The Food Demand Survey (FooDS) has now been ongoing for a full year!  

We've pulled together summary statistics on the key variables we've tracked over time.

For example, here is an index of awareness (how much people have heard or read about an issue in the preceding two weeks) and concern over the past year, for the four issues that seem to top the lists each month (in total, we track 17 items). 

Awareness is much more variable over time than is concern.  

The spike in awareness for Salmonella in October, 2013 corresponds with a widely publicized Salmonella outbreak from a California poultry processor (Foster Farms).  

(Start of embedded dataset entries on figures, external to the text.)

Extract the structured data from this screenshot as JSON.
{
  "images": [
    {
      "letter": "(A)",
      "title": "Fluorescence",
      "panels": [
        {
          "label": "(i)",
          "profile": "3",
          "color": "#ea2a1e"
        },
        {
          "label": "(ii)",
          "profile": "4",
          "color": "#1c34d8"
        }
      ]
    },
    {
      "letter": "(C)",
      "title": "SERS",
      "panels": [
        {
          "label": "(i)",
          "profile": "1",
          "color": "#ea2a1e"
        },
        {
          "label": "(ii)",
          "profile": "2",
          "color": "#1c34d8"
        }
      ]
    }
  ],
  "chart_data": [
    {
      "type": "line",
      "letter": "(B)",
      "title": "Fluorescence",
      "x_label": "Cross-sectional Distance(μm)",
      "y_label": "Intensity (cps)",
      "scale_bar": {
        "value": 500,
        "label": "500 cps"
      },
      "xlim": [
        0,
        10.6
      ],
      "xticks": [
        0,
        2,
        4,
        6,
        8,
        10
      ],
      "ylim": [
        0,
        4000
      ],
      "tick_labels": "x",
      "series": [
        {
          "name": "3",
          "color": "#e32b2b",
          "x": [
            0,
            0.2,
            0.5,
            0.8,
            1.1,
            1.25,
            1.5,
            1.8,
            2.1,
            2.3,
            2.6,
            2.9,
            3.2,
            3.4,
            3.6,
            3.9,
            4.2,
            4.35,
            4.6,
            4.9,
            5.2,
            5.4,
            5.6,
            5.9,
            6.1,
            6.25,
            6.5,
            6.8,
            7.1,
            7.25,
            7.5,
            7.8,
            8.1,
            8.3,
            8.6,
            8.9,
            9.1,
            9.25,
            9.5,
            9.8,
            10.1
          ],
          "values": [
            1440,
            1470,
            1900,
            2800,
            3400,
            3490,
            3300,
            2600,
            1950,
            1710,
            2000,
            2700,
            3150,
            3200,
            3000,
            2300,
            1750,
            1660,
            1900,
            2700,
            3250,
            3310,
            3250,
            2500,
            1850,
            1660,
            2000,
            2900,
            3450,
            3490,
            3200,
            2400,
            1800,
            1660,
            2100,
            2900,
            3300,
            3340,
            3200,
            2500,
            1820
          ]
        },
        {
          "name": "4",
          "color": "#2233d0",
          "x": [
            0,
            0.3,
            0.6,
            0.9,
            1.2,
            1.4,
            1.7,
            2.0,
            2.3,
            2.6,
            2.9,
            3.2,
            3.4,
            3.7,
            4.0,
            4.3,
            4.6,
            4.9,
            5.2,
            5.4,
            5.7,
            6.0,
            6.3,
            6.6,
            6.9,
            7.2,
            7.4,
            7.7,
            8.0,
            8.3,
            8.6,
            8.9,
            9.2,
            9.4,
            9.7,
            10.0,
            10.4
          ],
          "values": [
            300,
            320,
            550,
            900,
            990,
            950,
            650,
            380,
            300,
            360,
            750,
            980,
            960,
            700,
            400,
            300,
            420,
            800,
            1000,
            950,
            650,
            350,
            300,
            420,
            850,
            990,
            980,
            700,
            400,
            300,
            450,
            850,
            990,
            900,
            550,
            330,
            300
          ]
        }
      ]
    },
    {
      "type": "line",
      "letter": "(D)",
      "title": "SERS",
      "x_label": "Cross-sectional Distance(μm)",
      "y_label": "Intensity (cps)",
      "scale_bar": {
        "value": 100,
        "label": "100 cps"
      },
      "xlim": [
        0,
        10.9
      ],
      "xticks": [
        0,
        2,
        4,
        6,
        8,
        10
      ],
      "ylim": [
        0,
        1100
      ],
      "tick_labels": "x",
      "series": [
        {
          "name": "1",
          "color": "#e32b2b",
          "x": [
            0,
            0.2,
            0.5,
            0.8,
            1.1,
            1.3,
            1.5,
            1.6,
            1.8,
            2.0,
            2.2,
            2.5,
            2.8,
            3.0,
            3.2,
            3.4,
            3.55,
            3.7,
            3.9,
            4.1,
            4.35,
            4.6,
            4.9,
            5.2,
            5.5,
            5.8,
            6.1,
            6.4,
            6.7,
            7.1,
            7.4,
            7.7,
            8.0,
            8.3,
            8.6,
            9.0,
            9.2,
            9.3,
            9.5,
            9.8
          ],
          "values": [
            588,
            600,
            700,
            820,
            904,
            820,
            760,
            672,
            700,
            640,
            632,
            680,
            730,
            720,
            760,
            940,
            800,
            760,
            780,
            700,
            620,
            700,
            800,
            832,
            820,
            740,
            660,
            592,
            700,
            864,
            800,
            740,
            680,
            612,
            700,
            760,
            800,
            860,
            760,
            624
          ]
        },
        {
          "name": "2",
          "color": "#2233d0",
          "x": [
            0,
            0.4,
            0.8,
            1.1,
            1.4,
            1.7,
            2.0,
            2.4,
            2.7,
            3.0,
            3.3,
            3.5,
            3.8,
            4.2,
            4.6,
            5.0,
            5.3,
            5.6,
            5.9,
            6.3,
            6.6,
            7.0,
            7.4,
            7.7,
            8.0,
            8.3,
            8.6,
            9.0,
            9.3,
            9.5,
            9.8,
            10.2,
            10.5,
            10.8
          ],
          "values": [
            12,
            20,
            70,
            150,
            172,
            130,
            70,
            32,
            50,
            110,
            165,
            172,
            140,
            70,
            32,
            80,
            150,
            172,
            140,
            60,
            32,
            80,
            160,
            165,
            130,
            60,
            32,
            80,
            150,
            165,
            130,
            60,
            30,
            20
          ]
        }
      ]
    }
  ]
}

It interesting to compare the Salmonella spike in awareness with external data sources.  I searched the term "Foster farms" (shown in blue below) and "Salmonella" (shown in red below) in Google trends over the past year.  Google trends, according to Wikipedia,  "shows how often a particular search-term is entered relative to the total search-volume."  The volume of searches measured by Google, both the October spike and the smaller rise in January and February, match up quite will with our measure of awareness shown in figure 2 above.  

Of course, the thing we have that Google analytic doesn't, is information on concern for issues on on willingness-to-pay for chicken and other meat products.

Curiously, despite the spike in awareness of Salmonella in October, we did not observe big changes in concern for Salmonella  or huge changes consumer willingness-to-pay or plans to buy chicken.  

Of course, our survey is more than just about this single incident or issue, but the preceding discussion is an example of the kinds of insights we hoped FooDS would deliver.